Они продолжали бездумно идти по центральной аллее.
За деревьями кричали дети. Вопли отдавались в ушах резкими диссонансами, какофонией суматохи. Рассевшись на ограждении выключенного фонтана, компания парней хлестала пиво. Он и Она переглянулись, с укоризной качнув головами. Юнцы и так навеселе, а сейчас добавят водки, и их потянет на подвиги. Рядом с фонтаном пустовало открытое кафе: можно обосноваться там, на дворе не холодно, взять клюквенный мусс или кофе со сливками – но не рядом же с компанией хулиганья?!
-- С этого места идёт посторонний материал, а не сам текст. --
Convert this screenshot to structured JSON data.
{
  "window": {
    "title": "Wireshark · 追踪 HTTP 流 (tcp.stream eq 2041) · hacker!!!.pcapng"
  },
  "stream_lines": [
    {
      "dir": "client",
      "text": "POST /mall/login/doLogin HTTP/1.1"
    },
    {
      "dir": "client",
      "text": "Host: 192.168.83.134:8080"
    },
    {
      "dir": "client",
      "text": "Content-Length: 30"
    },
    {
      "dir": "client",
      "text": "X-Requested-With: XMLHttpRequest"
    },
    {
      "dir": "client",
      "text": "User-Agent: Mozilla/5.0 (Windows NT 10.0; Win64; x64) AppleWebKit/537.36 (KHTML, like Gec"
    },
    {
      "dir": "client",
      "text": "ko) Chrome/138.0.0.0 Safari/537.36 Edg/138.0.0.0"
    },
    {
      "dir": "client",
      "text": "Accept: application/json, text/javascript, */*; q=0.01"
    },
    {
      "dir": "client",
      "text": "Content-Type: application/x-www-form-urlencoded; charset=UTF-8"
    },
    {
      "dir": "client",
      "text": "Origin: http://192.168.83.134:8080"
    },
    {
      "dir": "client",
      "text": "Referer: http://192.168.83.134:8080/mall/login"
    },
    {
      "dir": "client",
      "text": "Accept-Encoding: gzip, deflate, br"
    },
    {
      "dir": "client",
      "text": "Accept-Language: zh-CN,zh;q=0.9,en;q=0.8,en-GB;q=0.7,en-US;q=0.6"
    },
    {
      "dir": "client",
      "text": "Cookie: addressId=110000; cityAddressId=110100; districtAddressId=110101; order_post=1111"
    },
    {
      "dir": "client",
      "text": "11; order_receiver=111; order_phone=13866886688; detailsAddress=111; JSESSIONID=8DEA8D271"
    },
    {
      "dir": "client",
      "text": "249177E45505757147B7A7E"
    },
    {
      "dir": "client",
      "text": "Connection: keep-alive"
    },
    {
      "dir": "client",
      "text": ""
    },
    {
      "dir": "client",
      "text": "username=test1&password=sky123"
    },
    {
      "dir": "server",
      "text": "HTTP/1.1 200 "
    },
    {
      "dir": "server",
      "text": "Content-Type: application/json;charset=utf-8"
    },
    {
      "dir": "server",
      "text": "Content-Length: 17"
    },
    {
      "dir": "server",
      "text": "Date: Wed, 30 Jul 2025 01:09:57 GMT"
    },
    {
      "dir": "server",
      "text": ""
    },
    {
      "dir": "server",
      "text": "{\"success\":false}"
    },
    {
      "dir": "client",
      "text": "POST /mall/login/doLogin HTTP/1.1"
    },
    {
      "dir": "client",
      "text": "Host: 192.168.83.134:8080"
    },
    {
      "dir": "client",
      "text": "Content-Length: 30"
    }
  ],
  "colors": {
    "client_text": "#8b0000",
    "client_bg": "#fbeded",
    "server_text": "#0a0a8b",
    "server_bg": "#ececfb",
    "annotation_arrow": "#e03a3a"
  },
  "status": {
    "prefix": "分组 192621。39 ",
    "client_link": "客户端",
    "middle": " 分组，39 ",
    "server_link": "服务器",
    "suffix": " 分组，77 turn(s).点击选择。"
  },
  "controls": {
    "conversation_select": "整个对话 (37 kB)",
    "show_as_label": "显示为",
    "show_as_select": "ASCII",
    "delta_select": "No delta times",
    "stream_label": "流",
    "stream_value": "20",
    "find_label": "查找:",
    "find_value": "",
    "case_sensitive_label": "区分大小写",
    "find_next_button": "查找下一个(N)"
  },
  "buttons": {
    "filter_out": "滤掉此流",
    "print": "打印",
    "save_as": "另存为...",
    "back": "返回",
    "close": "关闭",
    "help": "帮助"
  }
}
Надсадно скрипели качели. Монотонно крутилась карусель; облупленные фигуры коней, оленей, львов и космических кораблей сливались в мутную толчею. Со стороны «Сюрприза» доносился восторженный визг. Массовик-затейник уговаривал народ прыгать в мешках и ловить зубами монету в миске сметаны. За это обещались плюшевые слоны в ассортименте. Мегафон хрипел, искажая слова, превращал бодрую фальшь массовика в бред похмельного неврастеника.
– Боже, как все осточертело…
– Ага…
В боковой аллейке было тихо. Шум парка отступил, кривляясь издали, почти неслышно. Лишь шаги отдавались гулким эхом в тоннеле: сверху нависли арки облетевших каштанов, по бокам – плотная стена кустов, под ногами – твердая сырость выщербленного асфальта. Аллейка забирала влево, и Он слегка удивился: вроде бы раньше отсюда по кругу выбирались к Динамовской, к остановке трамвая. Впрочем, Он тут сто лет не гулял, мог и ошибиться.
– И здесь эта пакость…
– Да уж…
Пакостью оказался аттракцион: дешевый, расположенный на отшибе. Угловатая халабуда параноидальной расцветки «а la марсианец» для любителей бодрых космоопер. Формой же аттракцион более всего напоминал купол космической станции, по которому долго и старательно бил молотом очень злой и очень большой пришелец.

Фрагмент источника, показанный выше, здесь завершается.